カトリック社会学者のぼやき

カトリシズムと社会学という二つの思想背景から時の流れにそって愚痴をつぶやいていく

特別展「出雲と大和」から学ぶ

2020-02-06 10:12:35 | 観光

 昨日は思いたって東京国立博物館に「出雲と大和」特別展を見に行った。平日の午前中にもかかわらず、マスクをした歴史愛好家・美術愛好家で混雑していた。
 今年は『日本書紀』が編纂されて(720)ちょうど1300年の記念すべき年なのだという。この特別展は出雲を「幽」とし、大和を「顕」と表して、両者の特徴を対照的に示している。幽とは祭祀、顕とは政治を指すらしい。「幽と顕」という区別は『日本書紀』にあるのだという。

 この特別展は近年の様々な発掘、研究の進展を丁寧に紹介している。昔の中学生程度の知識しか無いわたしは、出雲は大和に征服されたとかの話しか覚えていない。最近でも山川出版の『詳説日本史研究』(2009)にはヤマト政権の詳しい説明はあっても、出雲への言及はない(索引すらない)。他方最近は、出雲が大和を攻めたのだというような説もあるようで、歴史音痴の私には、ただただ驚くだけの展示だった。「音声ガイド」を借りないと、弥生時代・古墳時代・奈良天平・平安時代にわたる時代の変化はとてもフォロー出来なかった。音声ガイドの語りは橋爪功さん(俳優)で、なかなかのものだった。

 最初にまず『日本書紀』の神代巻下と巻二が目に入る。立派な写本らしく、目を奪われる。デジタル表示もよかった。考えてみれば今は小学校の教科書でも日本の神話は出てこないらしい。イザナキ・イザナミ、アマテラスとスサノオ、ヤマタノオロチ、大国主命と国譲りなどの話はマンガやアニメで伝承されているのだろうか。

 展示の目次(部屋割り)は以下のようになっていた。

第1章 巨大本殿 出雲大社
第2章 出雲 古代祭祀の源流
第3章 大和 王権誕生の地
第4章 仏と政

 第1章では、まず、圧巻の本殿の「宇豆柱 うづばしら」と「心御柱 しんのみはしら」に対面する。2000年に発見・発掘された3本の大木を束ねた柱で、直径は何と3メートルという。支えていた出雲大社本殿の高さは48メートルという。16階建てのビルの高さということになる。本殿の10分の1の復元モデルも展示されていた。


 

(出典は東京国立博物館)


 第2章の出雲では、銅剣358本、銅矛16本、銅鐸6個が出土した荒神谷遺跡(1984年)、銅鐸39個が出土した加茂岩倉遺跡(1996年)、そして大和の前方後円墳とは全く異なる「四隅突出型墳丘墓」などが目を引く。
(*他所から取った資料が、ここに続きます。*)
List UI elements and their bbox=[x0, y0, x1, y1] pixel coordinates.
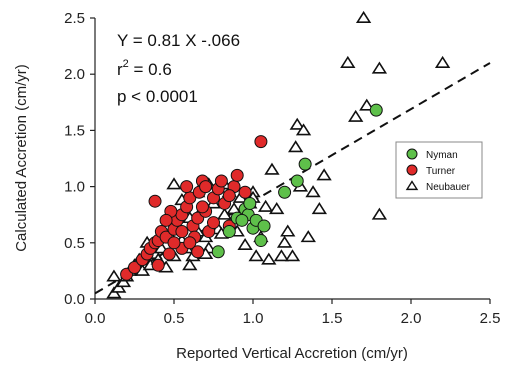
y-tick-label: 2.0 bbox=[64, 66, 85, 83]
data-point-circle bbox=[175, 225, 189, 239]
legend-label-neubauer: Neubauer bbox=[426, 182, 471, 193]
data-point-triangle bbox=[434, 55, 451, 68]
x-axis-title: Reported Vertical Accretion (cm/yr) bbox=[176, 345, 408, 362]
x-tick-label: 1.0 bbox=[243, 310, 264, 327]
data-point-triangle bbox=[288, 140, 304, 153]
series-turner bbox=[120, 135, 268, 281]
data-point-circle bbox=[167, 236, 181, 250]
data-point-triangle bbox=[340, 55, 356, 68]
data-point-triangle bbox=[257, 199, 274, 212]
data-points bbox=[106, 10, 451, 299]
x-tick-label: 2.0 bbox=[401, 310, 422, 327]
data-point-circle bbox=[159, 213, 173, 227]
data-point-triangle bbox=[305, 185, 321, 198]
x-tick-label: 2.5 bbox=[480, 310, 501, 327]
data-point-triangle bbox=[264, 162, 280, 175]
data-point-triangle bbox=[300, 230, 316, 243]
x-tick-label: 0.5 bbox=[164, 310, 185, 327]
r-squared-superscript: 2 bbox=[123, 58, 129, 70]
data-point-circle bbox=[183, 236, 197, 250]
data-point-triangle bbox=[289, 117, 305, 130]
data-point-circle bbox=[278, 185, 292, 199]
data-point-circle bbox=[222, 225, 236, 239]
data-point-circle bbox=[128, 261, 141, 275]
y-axis-title: Calculated Accretion (cm/yr) bbox=[13, 64, 30, 252]
data-point-circle bbox=[180, 180, 194, 194]
data-point-triangle bbox=[284, 249, 301, 262]
data-point-triangle bbox=[276, 235, 293, 248]
data-point-circle bbox=[230, 168, 244, 182]
data-point-triangle bbox=[269, 202, 285, 215]
data-point-triangle bbox=[359, 98, 375, 111]
legend: Nyman Turner Neubauer bbox=[395, 141, 483, 199]
data-point-triangle bbox=[106, 269, 122, 282]
data-point-circle bbox=[162, 247, 176, 261]
legend-marker-circle bbox=[406, 148, 418, 160]
r-squared-value: = 0.6 bbox=[129, 60, 172, 79]
p-value: p < 0.0001 bbox=[117, 87, 198, 106]
legend-items: Nyman Turner Neubauer bbox=[405, 148, 471, 193]
data-point-triangle bbox=[355, 10, 372, 23]
data-point-triangle bbox=[261, 252, 277, 265]
data-point-triangle bbox=[371, 207, 388, 220]
legend-marker-circle bbox=[406, 164, 418, 176]
r-squared: r2 = 0.6 bbox=[117, 58, 172, 79]
data-point-circle bbox=[243, 196, 257, 210]
data-point-circle bbox=[369, 103, 383, 117]
data-point-triangle bbox=[348, 109, 364, 122]
data-point-triangle bbox=[280, 224, 296, 237]
data-point-circle bbox=[195, 200, 209, 214]
data-point-circle bbox=[254, 234, 268, 248]
data-point-circle bbox=[191, 245, 205, 259]
data-point-triangle bbox=[237, 237, 253, 251]
y-tick-label: 2.5 bbox=[64, 10, 85, 27]
data-point-circle bbox=[199, 180, 213, 194]
legend-label-turner: Turner bbox=[426, 166, 456, 177]
y-tick-label: 1.5 bbox=[64, 122, 85, 139]
y-tick-label: 0.5 bbox=[64, 235, 85, 252]
data-point-triangle bbox=[182, 258, 198, 271]
data-point-triangle bbox=[316, 168, 332, 181]
data-point-circle bbox=[298, 157, 312, 171]
data-point-triangle bbox=[311, 202, 328, 215]
legend-marker-triangle bbox=[405, 180, 419, 191]
data-point-circle bbox=[290, 174, 304, 188]
stats-annotation: Y = 0.81 X -.066 r2 = 0.6 p < 0.0001 bbox=[117, 31, 240, 106]
data-point-triangle bbox=[295, 123, 312, 136]
y-ticks: 0.0 0.5 1.0 1.5 2.0 2.5 bbox=[64, 10, 95, 308]
data-point-circle bbox=[222, 189, 236, 203]
data-point-triangle bbox=[273, 249, 290, 262]
x-tick-label: 0.0 bbox=[85, 310, 106, 327]
data-point-triangle bbox=[248, 249, 264, 262]
data-point-triangle bbox=[166, 177, 182, 190]
data-point-circle bbox=[148, 194, 162, 208]
axes: 0.0 0.5 1.0 1.5 2.0 2.5 0.0 0.5 1.0 1.5 2.0 2.5 bbox=[64, 10, 500, 327]
y-tick-label: 0.0 bbox=[64, 291, 85, 308]
data-point-circle bbox=[254, 135, 268, 149]
y-tick-label: 1.0 bbox=[64, 179, 85, 196]
data-point-circle bbox=[235, 213, 249, 227]
r-squared-symbol: r bbox=[117, 60, 123, 79]
data-point-circle bbox=[151, 258, 165, 272]
data-point-triangle bbox=[371, 61, 388, 74]
data-point-circle bbox=[257, 219, 271, 233]
legend-label-nyman: Nyman bbox=[426, 150, 458, 161]
x-tick-label: 1.5 bbox=[322, 310, 343, 327]
data-point-circle bbox=[238, 185, 252, 199]
data-point-circle bbox=[214, 174, 228, 188]
regression-equation: Y = 0.81 X -.066 bbox=[117, 31, 240, 50]
data-point-circle bbox=[207, 216, 220, 230]
data-point-circle bbox=[211, 245, 225, 259]
series-nyman bbox=[211, 103, 383, 259]
x-ticks: 0.0 0.5 1.0 1.5 2.0 2.5 bbox=[85, 299, 501, 327]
出雲が大和とは全く異なった勢力だったことが力説される。

 第3章の大和では、前方後円墳の副葬品や埴輪など古墳時代から説明される。カメラが許されているのは2箇所のみだが、この黄金色の埴輪はまぶしかった。圧巻は国宝「七支刀」だろう。石上神宮に伝わり、樹木のように左右に三本枝分かれしている剣だ。百済との交流が説明される。「交流」には親好から征服・朝貢までいろいろな意味がこめられていることが暗示される。

 第4章は仏像の展示だ。日本への仏教の伝来(「公伝」というらしい)は古墳時代後期(教科書風に言えば552年)のようだが、ここでは奈良・平安時代の国宝級の仏像がずらりとならぶ。仏像だけだと宗教性はあまり感じず、説明では「鎮護国家」が強調されていたが、東京でこれだけのものを見られるのだから仏像好きにはたまらない展示だろう。

 私には印象をまとめるほどの知識はないが、出雲と大和を平等に取り扱っているのが印象的であった。展示はどこでもそうだが、説明の文字は小さすぎて年寄りには読むのがつらい。
 説明といえば、ナショナリズムを妙にくすぐるものではなく、アカデミックな展示とまとめかたをしているという印象を受けた。たとえば、卑弥呼の墓と言われる「箸墓古墳」への「ミューオン」(素粒子)による調査でなにか「空間」らしきものが発見されたというビデオ映像は印象的であった。
 そうじて、日本文化の源流を目に見える形で確認させてくれるよき展示であった。特別展の名に恥じない。